In a rather bizarre turn of events, Yahoo CEO Marissa Mayer announced Wednesday that the company has just partnered with Mozilla to make Yahoo the default search setting for both mobile and desktop versions of Firefox. “This is the most significant partnership for Yahoo in five years,” she writes in a blog post, “and we’re so proud that Mozilla has chosen us as their long-term partner in search.”

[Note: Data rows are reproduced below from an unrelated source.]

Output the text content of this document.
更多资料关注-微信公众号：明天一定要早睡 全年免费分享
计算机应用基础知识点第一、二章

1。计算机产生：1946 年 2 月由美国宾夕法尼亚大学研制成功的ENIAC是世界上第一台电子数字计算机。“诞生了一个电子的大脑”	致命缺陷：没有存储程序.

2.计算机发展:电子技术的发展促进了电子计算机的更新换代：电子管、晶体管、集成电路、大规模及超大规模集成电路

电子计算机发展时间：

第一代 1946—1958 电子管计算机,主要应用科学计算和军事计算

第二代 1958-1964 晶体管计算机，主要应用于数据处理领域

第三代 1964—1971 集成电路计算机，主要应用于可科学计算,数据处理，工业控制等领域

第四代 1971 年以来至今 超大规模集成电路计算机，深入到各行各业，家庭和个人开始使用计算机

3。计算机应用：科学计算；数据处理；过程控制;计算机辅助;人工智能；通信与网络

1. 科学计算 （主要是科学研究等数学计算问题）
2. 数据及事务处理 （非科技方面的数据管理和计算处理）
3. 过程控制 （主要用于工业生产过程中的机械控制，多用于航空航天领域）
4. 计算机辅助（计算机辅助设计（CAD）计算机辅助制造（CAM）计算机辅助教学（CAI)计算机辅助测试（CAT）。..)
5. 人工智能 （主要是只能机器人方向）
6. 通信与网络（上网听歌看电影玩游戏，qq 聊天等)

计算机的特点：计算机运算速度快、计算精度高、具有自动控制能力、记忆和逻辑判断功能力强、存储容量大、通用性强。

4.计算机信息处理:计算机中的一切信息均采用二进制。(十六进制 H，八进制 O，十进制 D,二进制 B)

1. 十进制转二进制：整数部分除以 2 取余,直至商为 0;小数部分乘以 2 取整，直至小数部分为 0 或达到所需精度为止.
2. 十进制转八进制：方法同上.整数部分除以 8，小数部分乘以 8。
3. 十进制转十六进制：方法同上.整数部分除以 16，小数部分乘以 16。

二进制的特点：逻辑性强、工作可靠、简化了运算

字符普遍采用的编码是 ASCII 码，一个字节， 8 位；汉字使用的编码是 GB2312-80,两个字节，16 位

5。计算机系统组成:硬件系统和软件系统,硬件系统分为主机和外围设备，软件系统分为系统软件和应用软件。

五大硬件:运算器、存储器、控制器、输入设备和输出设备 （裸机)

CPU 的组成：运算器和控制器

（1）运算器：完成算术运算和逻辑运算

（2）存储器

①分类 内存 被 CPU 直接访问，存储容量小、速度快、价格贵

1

The partnership, which will tie the two companies together for the next five years, is quite the departure for Mozilla. Since 2004, Google has been the global default Firefox search option, but with the agreement ending this year, Mozilla opted to pursue a different type of search option for their Firefox browser. However, Yahoo will not serve as Firefox’s global default search experience like Google has been for the last ten years. Yahoo (and Google) will still be an available search option for all countries, but it will only be the default setting in the United States. This decision was made so that Mozilla can “increase choice and innovation on the Web, with new and expanded search partnerships by country,” writes Mozilla CEO Chris Beard.
The desire to innovate the Web is an echo of Mozilla’s broader plans to keep the Internet user-focused. To celebrate the company’s 10th anniversary, Chris Beard released a manifesto of sorts last week, inviting his audience of readers to stand with the company for “an Internet that belongs to everyone. And no one.” To that end, Mozilla is rolling out a host of new services – ranging from the new Firefox anniversary release, to their new Polaris privacy initiative – to help improve the Internet and better protect its users. This partnership with Yahoo seems to be another step in that direction.
From a competitive standpoint, though, this move makes a lot of sense. Google has Chrome, a browser that operates as direct competition to Firefox, and now Mozilla has the flexibility and freedom to enhance its Internet browsing experience without Google looking over their shoulder. It’s also a smart move for Yahoo, as they are clearly gunning to reclaim their former glory as the go-to search engine for Internet users. It’s a classic “you scratch my back, I’ll scratch yours” scenario, and it will be fascinating to watch how the two companies shape the way use and experience search over the next five years.